Culler also has trained with the likes of WBC and WBA World Champion Roberto Duran in Panama City, Panama.
"I've been all over with boxing. It's been a big part of my life," he said.
Culler, who has been deployed to Bosnia, Afghanistan and Iraq, was injured while serving in the U.S. Army in Iraq and sports a large scar on his back.
"I've got three crushed vertebrae and I still fight," Culler said. "They cut out one of my vertebrae, so now I concentrate more on working with my students, making sure they get the development that they need."
One of his students is Cameron Parker, 22, a former Fort Scott High School wrestler, who Culler said should be ready for his first match next month in Kansas City, Mo.
Parker has been training with Culler since the gym opened in June and is confident he will be ready.
"He's got a hard punch; it feels like rocks hitting my head," Culler said of Parker.
Culler said he gives his students all they can handle for the first three weeks to determine if they have the moxie to continue their journey to becoming a fighter.
"It's a lot harder than I thought it would be," Parker said of his training, "But it's a lot of fun.
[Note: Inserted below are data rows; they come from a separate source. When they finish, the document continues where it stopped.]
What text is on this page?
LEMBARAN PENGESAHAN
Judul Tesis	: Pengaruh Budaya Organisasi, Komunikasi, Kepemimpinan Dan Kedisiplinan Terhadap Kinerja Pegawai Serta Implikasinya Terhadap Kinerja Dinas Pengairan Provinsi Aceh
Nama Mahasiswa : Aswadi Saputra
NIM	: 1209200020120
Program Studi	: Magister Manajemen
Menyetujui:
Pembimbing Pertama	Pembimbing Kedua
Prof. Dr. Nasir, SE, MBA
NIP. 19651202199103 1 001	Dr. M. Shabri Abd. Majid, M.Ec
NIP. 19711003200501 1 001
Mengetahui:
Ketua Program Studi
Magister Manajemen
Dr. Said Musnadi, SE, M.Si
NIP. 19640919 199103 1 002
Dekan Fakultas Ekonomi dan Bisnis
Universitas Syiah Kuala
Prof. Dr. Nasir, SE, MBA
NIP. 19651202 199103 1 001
I really enjoy it."
Culler said the first part of the training is probably the hardest.
"I want them to die," Culler smiled. "This ain't MMA; you can't tap out. You got two choices -- you're going to win or lose, or you can get knocked out, but you ain't going to quit."
Culler's feeling for boxing is evident and passing his knowledge along may be his way of repaying the sport that he said has gaven him so much.
"There's a lot of things people can learn from boxing," Culler said "There's a lot of self-improvement involved as well. People encourage each other. You get to see a lot of things. I grew up a very poor kid and I wasn't able to get out of my town. The only way I got to see the world was by boxing. I'd go to all these other towns and meet all these other new friends. Boxing took me a lot of places."